Berliner Szenen: Der einzige Sinn

Wer eine Bäckerei als Büro benutzt, lernt nebenbei noch viel über Dinge wie Wirtschaft und Ernährung und Smartphones.

Isst du das noch? Bild: dpa

Ich trinke Kaffee und lese vor der Bäckerei in unserer Straße. Büroersatzbäckerei. Links neben mir sitzt eine Mutter mit ihrem Kind, die Mutter liest auch was, das Kind sitzt im Kinderwagen und macht Sachen mit einer Brezel. Also im Grunde isst es die Brezel, aber eher so über Umwege. Es reißt kleine Stücke ab, spielt damit rum, steckt sie in den Mund, nimmt sie wieder raus, guckt sie an, steckt sie wieder rein. Slow food.
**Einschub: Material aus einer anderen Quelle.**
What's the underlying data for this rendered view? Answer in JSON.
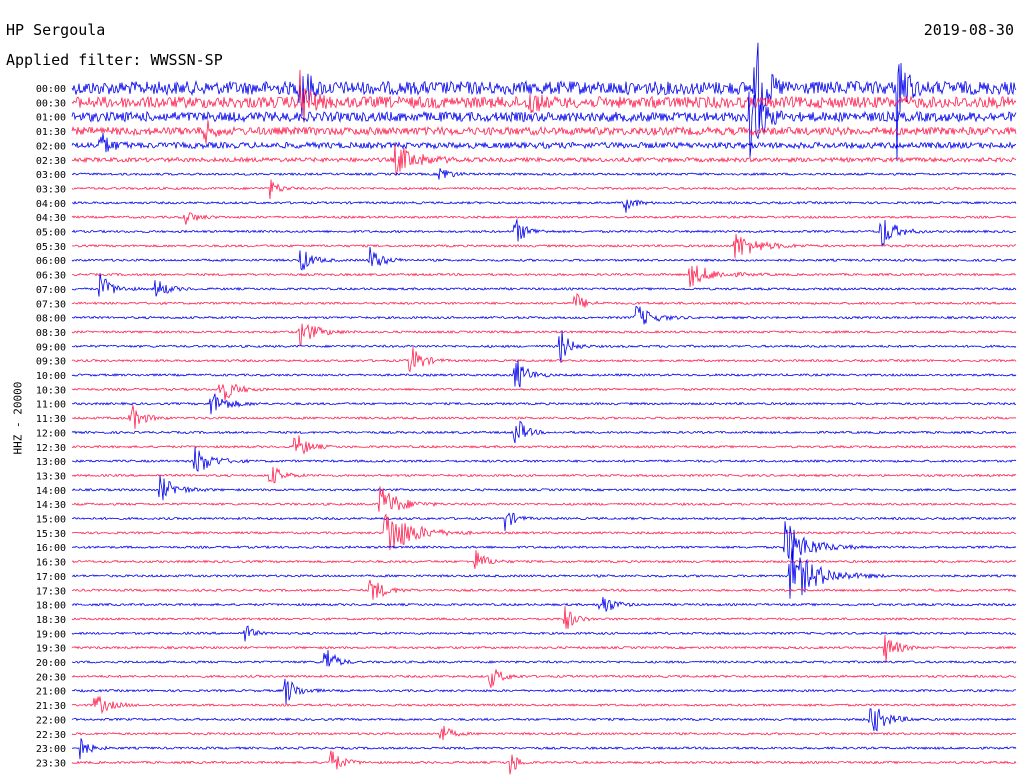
{
  "header": {
    "station": "HP Sergoula",
    "filter_label": "Applied filter: WWSSN-SP",
    "date": "2019-08-30",
    "channel": "HHZ - 20000"
  },
  "colors": {
    "trace_a": "#0000ee",
    "trace_b": "#ff2050"
  },
  "chart_data": {
    "type": "line",
    "title": "HP Sergoula",
    "subtitle": "Applied filter: WWSSN-SP",
    "date": "2019-08-30",
    "ylabel": "HHZ - 20000",
    "row_labels": [
      "00:00",
      "00:30",
      "01:00",
      "01:30",
      "02:00",
      "02:30",
      "03:00",
      "03:30",
      "04:00",
      "04:30",
      "05:00",
      "05:30",
      "06:00",
      "06:30",
      "07:00",
      "07:30",
      "08:00",
      "08:30",
      "09:00",
      "09:30",
      "10:00",
      "10:30",
      "11:00",
      "11:30",
      "12:00",
      "12:30",
      "13:00",
      "13:30",
      "14:00",
      "14:30",
      "15:00",
      "15:30",
      "16:00",
      "16:30",
      "17:00",
      "17:30",
      "18:00",
      "18:30",
      "19:00",
      "19:30",
      "20:00",
      "20:30",
      "21:00",
      "21:30",
      "22:00",
      "22:30",
      "23:00",
      "23:30"
    ],
    "row_colors": [
      "blue",
      "red"
    ],
    "grid": false,
    "legend": "none"
  }
}
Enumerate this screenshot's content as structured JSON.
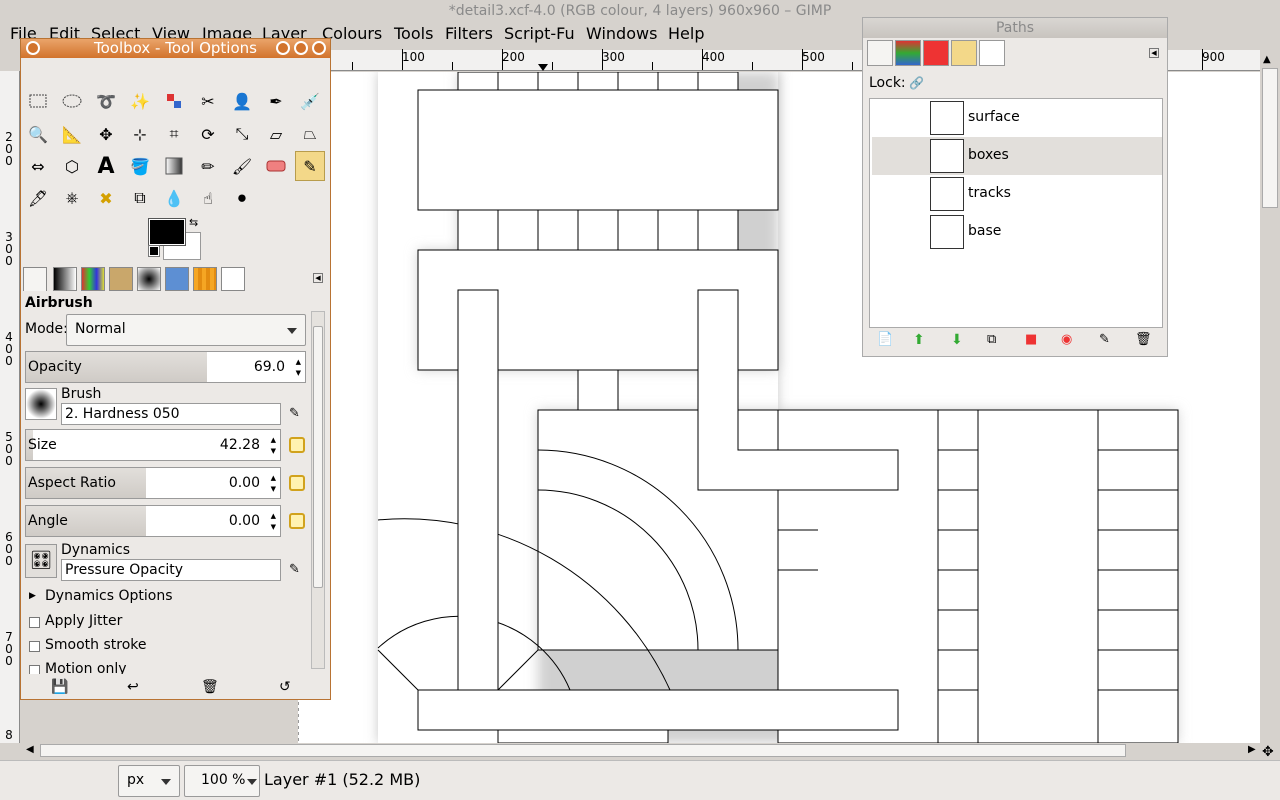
{
  "window": {
    "title": "*detail3.xcf-4.0 (RGB colour, 4 layers) 960x960 – GIMP"
  },
  "menu": [
    "File",
    "Edit",
    "Select",
    "View",
    "Image",
    "Layer",
    "Colours",
    "Tools",
    "Filters",
    "Script-Fu",
    "Windows",
    "Help"
  ],
  "ruler": {
    "h_labels": [
      "100",
      "200",
      "300",
      "400",
      "500",
      "900"
    ],
    "v_labels": [
      "2\n0\n0",
      "3\n0\n0",
      "4\n0\n0",
      "5\n0\n0",
      "6\n0\n0",
      "7\n0\n0",
      "8"
    ]
  },
  "toolbox": {
    "title": "Toolbox - Tool Options",
    "tool_name": "Airbrush",
    "mode_label": "Mode:",
    "mode_value": "Normal",
    "opacity_label": "Opacity",
    "opacity_value": "69.0",
    "opacity_fraction": 0.69,
    "brush_label": "Brush",
    "brush_value": "2. Hardness 050",
    "size_label": "Size",
    "size_value": "42.28",
    "aspect_label": "Aspect Ratio",
    "aspect_value": "0.00",
    "angle_label": "Angle",
    "angle_value": "0.00",
    "dynamics_label": "Dynamics",
    "dynamics_value": "Pressure Opacity",
    "dynamics_options": "Dynamics Options",
    "apply_jitter": "Apply Jitter",
    "smooth_stroke": "Smooth stroke",
    "motion_only": "Motion only",
    "active_tool": "airbrush"
  },
  "paths": {
    "title": "Paths",
    "lock_label": "Lock:",
    "items": [
      {
        "name": "surface",
        "selected": false
      },
      {
        "name": "boxes",
        "selected": true
      },
      {
        "name": "tracks",
        "selected": false
      },
      {
        "name": "base",
        "selected": false
      }
    ]
  },
  "status": {
    "unit": "px",
    "zoom": "100 %",
    "layer_info": "Layer #1 (52.2 MB)"
  }
}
Ein Mann kommt angeschlurft, er bettelt an allen Tischen, er hat ein Schild, das er zeigt, und sagt immer nur „biiitte“ mit sehr langem i. Niemand gibt ihm was. Neben dem Kinderwagen bleibt er stehen und sagt zum Kind: „Bisschen Brot gib mir auch, biiitte“, das Kind guckt ihn an und schreit sehr laut: „Näääää!“ Die Mutter guckt hoch, der Mann schlurft weiter.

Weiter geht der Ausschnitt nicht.